Qatar, a country with a negligible soccer background or infrastructure, was a controversial winner of the right to host the 2022 World Cup, which will be held in November and December to minimise the impact of the desert state’s harsh climate. Evidently, Qatar has been the most visible in the region when it comes to investment in sport. The start of the Sheikh Hamad Bin Khalifa’s era announced a beginning of the political process of modernization in the country. In relation to sport, the policy of marketing for better international visibility took an important turn with the organization of the 2006 Asian Games held in Doha. Moreover, winning the bid to host the 2022 FIFA World Cup was celebrated by the country’s political and business leaders as a historical moment for sport not only for Qatar, but for the whole region. It will be the first mega event to be held in an Arab country. Sport might be seen as the vehicle par excellence for the promotion of Qatar under the leadership of Khalifa’s family. It is true that, just by looking at the wide range of sports facilities and international sports events held in the country, every year, Qatar can be seen today as a lucrative destination for sport industry.

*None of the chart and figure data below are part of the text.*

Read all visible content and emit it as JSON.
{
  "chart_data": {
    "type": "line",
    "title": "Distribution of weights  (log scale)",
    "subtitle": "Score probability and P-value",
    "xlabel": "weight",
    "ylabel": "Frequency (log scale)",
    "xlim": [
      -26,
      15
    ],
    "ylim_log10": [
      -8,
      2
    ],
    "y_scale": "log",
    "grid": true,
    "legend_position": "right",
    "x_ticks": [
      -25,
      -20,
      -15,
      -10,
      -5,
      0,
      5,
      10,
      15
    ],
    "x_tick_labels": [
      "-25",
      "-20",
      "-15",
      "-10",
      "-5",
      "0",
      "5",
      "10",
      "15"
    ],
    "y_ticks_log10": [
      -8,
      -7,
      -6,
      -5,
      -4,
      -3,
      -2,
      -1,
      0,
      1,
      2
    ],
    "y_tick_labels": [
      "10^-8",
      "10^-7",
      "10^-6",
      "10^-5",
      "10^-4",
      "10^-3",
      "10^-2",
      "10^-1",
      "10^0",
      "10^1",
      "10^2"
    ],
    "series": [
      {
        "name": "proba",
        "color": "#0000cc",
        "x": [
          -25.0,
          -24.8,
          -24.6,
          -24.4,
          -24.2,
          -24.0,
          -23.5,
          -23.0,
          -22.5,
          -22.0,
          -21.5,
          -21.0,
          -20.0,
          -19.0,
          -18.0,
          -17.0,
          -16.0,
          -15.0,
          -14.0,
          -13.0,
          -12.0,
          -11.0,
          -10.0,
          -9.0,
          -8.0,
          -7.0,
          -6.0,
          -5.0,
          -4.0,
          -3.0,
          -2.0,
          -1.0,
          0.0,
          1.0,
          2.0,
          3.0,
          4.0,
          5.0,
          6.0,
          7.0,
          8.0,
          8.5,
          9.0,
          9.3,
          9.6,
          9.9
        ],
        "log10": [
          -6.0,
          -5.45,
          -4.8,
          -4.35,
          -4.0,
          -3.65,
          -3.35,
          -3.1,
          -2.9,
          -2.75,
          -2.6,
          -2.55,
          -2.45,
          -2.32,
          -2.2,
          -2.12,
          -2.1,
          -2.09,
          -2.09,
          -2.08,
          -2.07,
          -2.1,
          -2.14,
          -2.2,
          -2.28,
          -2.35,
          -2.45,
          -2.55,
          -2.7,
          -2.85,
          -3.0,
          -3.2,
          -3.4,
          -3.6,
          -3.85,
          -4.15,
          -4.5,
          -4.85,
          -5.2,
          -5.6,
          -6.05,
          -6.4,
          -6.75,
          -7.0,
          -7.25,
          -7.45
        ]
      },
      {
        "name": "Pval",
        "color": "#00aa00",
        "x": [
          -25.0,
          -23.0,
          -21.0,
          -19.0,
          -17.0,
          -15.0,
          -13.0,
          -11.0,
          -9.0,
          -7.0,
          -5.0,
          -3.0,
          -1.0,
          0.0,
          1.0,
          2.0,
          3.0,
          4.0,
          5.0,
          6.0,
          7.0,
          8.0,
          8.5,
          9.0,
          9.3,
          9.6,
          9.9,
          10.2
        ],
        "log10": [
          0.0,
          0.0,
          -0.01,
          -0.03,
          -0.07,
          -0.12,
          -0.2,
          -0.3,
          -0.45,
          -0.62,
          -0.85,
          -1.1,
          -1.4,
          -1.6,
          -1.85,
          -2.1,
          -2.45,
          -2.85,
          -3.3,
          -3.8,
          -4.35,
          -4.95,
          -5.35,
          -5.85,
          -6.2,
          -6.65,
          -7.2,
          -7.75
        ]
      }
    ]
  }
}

The six Arab countries, namely Saudi Arabia, Yemen, Mauritania, the United Arab Emirates, Bahrain and Egypt, which in last June cut ties with Qatar wrote to world soccer’s governing body FIFA, requesting it be stripped of hosting the 2022 World Cup because they consider the Gulf state to be a “base of terrorism”. The Qatari officials believe that the Saudi-led blockade wouldnot impact Qatar's preparations for the 2022 FIFA World Cup. Qatar is committed to spend at least $200 billion on new stadiums, infrastructure, and even vowed to build a new city.  Qatar is building or refurbishing eight stadiums for the 2022 event. Al-Wakrah, a 40,000-seat stadium, being built for the football World Cup 2022 will be ready on schedule in 2018 despite sanctions imposed by Gulf neighbours, coming next in line after Khalifa stadium, which was completed in May 2017. Hosting the tournament has become "a do-or-die" project for Qatar.